Yggdrasil, the world tree, was the Nordic symbolic representation of the world. These days, worldview varies on an individual basis, but always has an underlying humanness shared by all. (Image: public domain)
How Authors Reveal Themselves
When authors take a serious approach to writing a novel, they have (however vaguely) some central idea or theme in mind. We can think of this as the “basic idea” behind the novel. The story then becomes an attempt on the part of the writer to summarize – in whole or in part – their personal take on life as it pertains to the theme.
The story will reveal whether an author is pessimistic or optimistic in their outlook. It will show whether they think we have some power over our own lives or believe we are hapless victims of circumstance. We will see whether they are compassionate or sadistic when dealing with human suffering. Most important, the story will tell us if the author describes only the surface of things – that which we all can see – or delves deeper and explains why things happen the way they do.
Scottish writer David Lindsay (A Voyage to Arcturus) was conscious of the difference and divided novels into two distinct groups: those that describe the world, and those that try to explain it. Keep in mind that even literary novels often merely describe and do not venture beyond presenting a perceptive “slice of life.” As readers, we feel rewarded when we recognize something and say to ourselves, ‘Yes! That’s just how it is.”

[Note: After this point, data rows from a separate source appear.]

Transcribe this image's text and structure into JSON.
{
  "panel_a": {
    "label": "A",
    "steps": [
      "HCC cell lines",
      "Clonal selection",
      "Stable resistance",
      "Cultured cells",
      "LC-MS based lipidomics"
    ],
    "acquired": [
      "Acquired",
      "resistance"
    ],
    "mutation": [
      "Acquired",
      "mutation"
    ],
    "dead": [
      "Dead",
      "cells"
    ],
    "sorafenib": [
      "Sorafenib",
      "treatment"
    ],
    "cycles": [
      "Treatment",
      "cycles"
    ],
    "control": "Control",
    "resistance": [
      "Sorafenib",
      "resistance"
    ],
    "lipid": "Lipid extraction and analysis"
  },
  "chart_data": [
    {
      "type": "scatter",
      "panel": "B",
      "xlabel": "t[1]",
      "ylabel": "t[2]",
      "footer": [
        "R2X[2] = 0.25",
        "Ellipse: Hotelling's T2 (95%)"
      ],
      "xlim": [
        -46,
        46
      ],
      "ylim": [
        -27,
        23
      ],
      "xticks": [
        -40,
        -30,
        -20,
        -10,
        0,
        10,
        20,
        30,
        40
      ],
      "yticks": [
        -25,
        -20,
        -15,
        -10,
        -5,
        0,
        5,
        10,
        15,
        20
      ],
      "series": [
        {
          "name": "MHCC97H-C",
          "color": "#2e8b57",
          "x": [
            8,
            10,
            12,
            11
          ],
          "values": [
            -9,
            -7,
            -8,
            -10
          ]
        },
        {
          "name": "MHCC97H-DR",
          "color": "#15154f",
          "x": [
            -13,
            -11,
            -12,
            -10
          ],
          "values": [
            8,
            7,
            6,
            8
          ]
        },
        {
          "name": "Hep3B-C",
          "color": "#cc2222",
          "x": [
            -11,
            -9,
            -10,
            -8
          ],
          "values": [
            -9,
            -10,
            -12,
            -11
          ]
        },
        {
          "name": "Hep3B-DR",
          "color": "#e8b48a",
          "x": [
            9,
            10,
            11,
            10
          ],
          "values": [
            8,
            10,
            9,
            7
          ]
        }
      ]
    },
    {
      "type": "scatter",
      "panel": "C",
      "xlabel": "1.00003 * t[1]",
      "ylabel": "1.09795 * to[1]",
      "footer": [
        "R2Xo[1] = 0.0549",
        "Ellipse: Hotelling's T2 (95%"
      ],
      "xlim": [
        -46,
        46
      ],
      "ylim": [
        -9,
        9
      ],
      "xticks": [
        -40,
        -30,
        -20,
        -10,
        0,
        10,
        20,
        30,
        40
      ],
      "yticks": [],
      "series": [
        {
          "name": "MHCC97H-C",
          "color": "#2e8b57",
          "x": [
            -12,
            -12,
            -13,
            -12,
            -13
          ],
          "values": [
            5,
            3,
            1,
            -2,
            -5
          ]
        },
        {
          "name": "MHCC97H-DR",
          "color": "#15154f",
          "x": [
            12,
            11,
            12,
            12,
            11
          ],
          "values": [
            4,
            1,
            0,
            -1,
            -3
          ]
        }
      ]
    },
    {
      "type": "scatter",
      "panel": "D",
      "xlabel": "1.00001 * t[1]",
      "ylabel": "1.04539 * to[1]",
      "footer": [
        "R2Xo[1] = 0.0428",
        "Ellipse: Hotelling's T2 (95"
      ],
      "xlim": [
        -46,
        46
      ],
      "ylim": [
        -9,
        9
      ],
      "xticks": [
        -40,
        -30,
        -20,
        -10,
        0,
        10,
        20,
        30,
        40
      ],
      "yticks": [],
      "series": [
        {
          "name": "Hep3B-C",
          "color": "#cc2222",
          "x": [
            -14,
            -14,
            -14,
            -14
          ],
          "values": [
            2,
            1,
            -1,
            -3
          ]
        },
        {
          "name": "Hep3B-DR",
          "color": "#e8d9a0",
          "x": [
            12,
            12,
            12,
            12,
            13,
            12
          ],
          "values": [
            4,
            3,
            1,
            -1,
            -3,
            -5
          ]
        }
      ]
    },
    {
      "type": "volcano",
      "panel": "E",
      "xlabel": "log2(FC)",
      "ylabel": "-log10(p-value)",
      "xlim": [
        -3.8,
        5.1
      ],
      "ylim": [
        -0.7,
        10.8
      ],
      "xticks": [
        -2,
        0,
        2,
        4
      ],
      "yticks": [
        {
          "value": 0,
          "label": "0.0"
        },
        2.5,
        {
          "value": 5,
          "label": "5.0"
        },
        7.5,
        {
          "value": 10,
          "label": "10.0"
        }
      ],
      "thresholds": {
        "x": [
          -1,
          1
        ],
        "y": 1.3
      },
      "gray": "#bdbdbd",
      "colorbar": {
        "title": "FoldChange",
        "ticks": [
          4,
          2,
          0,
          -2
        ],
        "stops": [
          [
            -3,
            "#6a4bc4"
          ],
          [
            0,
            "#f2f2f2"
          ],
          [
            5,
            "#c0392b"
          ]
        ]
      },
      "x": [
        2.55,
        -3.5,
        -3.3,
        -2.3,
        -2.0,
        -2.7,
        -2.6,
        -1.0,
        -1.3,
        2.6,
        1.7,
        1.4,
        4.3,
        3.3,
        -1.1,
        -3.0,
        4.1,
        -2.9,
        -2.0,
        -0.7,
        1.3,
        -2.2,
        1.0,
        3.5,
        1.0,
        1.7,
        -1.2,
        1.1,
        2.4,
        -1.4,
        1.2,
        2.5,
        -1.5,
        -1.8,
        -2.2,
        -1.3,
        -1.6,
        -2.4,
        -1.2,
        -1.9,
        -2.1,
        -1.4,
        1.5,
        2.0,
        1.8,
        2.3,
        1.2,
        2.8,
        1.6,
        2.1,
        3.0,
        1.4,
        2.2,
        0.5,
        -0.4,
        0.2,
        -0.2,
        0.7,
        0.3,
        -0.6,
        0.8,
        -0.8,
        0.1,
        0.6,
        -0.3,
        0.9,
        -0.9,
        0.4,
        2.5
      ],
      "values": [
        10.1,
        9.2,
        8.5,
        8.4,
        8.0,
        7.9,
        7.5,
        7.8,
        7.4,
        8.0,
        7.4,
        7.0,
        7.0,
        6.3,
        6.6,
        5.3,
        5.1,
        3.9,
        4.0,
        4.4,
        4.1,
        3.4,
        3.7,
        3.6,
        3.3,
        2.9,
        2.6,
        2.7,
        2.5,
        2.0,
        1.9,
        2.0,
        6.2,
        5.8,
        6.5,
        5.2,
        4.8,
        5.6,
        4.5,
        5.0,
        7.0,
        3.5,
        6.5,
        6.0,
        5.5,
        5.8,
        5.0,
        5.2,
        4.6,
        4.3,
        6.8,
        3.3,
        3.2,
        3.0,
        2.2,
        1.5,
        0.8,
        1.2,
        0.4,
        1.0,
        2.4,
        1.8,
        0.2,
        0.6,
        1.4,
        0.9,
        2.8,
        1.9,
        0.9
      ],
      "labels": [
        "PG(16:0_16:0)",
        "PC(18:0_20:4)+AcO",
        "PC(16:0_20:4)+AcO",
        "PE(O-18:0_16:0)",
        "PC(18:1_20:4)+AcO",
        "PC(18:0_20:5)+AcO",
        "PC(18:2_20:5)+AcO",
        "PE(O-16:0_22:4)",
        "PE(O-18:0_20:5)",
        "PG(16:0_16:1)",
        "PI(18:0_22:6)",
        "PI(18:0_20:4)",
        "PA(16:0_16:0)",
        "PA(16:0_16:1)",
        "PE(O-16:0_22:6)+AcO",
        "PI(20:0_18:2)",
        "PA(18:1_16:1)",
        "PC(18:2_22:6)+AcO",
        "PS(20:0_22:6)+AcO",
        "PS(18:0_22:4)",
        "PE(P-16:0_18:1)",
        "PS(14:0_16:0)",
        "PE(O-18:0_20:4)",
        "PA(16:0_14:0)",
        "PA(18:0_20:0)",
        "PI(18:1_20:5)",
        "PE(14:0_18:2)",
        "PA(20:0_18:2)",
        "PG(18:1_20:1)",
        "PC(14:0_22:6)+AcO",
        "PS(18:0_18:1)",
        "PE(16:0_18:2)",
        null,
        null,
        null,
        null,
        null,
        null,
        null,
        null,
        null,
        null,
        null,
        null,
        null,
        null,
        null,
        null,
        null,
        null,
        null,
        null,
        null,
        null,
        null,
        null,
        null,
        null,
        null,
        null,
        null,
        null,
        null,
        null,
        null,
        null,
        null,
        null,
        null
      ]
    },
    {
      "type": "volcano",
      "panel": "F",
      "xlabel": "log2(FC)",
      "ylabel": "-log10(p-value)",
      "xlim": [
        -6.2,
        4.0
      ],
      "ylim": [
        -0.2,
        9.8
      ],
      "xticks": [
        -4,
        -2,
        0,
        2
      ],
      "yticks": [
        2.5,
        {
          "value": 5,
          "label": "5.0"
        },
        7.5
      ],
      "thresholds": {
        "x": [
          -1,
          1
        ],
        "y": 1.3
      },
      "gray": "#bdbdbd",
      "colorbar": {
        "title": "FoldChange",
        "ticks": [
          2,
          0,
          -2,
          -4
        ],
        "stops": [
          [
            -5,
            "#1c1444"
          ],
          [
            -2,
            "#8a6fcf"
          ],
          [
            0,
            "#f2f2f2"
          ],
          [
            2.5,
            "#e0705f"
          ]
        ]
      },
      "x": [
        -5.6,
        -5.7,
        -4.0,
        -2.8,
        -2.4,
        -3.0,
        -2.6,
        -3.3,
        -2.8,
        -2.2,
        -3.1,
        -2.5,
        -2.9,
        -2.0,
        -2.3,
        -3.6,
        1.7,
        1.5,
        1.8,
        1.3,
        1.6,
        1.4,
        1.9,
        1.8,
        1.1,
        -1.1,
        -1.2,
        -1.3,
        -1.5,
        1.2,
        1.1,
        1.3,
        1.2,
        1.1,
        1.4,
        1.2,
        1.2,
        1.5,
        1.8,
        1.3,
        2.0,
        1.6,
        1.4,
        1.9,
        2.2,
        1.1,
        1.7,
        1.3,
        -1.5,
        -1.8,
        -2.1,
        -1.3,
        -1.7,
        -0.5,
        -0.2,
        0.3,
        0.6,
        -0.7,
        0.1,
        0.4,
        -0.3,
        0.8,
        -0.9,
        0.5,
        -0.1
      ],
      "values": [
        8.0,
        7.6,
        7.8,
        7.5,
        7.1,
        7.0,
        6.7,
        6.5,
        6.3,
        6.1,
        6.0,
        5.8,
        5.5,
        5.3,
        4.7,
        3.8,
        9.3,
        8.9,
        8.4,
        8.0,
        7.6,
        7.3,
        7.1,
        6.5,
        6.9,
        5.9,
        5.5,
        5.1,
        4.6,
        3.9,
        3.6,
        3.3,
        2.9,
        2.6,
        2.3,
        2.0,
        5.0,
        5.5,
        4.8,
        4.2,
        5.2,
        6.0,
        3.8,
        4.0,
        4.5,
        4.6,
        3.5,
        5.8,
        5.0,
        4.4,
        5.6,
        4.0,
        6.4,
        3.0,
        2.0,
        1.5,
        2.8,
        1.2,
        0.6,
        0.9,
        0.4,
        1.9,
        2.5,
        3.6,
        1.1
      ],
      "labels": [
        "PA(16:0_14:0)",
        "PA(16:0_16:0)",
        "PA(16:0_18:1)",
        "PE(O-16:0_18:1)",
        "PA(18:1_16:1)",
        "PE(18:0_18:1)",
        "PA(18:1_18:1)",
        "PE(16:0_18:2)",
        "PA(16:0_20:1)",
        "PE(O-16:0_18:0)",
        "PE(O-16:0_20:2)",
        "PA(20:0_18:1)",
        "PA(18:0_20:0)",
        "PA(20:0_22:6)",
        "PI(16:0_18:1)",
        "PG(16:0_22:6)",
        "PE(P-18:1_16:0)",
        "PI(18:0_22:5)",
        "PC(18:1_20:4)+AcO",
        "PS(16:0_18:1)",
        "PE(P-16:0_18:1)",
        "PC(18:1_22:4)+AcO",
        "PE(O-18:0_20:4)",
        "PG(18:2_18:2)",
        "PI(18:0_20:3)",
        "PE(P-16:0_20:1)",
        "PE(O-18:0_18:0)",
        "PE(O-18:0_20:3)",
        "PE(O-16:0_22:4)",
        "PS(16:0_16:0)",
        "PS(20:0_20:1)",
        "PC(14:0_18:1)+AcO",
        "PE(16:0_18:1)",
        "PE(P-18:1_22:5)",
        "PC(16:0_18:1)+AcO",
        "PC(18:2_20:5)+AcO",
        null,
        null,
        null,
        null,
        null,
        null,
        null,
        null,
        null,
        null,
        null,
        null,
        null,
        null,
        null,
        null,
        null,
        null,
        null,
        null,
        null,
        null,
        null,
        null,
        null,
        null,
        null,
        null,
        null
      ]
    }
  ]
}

The Power of Serious Literature
Contrast is the most revealing way for a writer to present their vision of life. Serious literature draws its power from the contrast between the writer’s preferred world and the world they openly reject. To use the technique, a writer needs to have some idea of what they stand for and what they stand against. The starting point for a serious writer is their genuinely held beliefs. All their work will flow from that primary source. Their best work will emerge from the beliefs they hold most dear.
Affirming Responsible Humanness
American novelist John Gardner had a remarkably good grasp of what it means to be a novelist. When it comes to worldview, he believed that, “Good fiction affirms responsible humanness.” Writers achieve this through a novel’s characters. Main characters must possess, or develop, a decent workable set of values. They must manifest, or learn to manifest, socially constructive behaviour. Workable values exclude wild idealism or perfectionism because such pretentious values are not very human. Humans can be decent; they cannot be saints. Socially constructive behaviour is responsible behaviour. Gardner saw the successful novel as a work that has moral standards and presents good examples. Writers and critics have pointed out many times that the world’s most revered novels are all works with morality for a theme.
Susan Sontag beautifully captures this idea in her posthumous collection of essays, At the Same Time: “Serious fiction writers think about moral problems practically. They tell stories. They narrate. They evoke our common humanity in narratives with which we can identify, even though the lives may be remote from our own. They stimulate our imagination. The stories they tell enlarge and complicate – and, therefore, improve – our sympathies. They educate our capacity for moral judgment.”
Resonating with Readers
Writers who pour the better part of themselves into their work are the ones most likely to strike a chord (resonate) with readers who encounter it. This is so simply because writers are human beings and thus share some aspects of life with other members of the race. They share values. Making genuinely held values central to the story will “evoke our common humanity” and allow like-minded readers to identify with the characters living by, or at least trying to live by, standards that they recognize. The writer has found the place where worldviews overlap.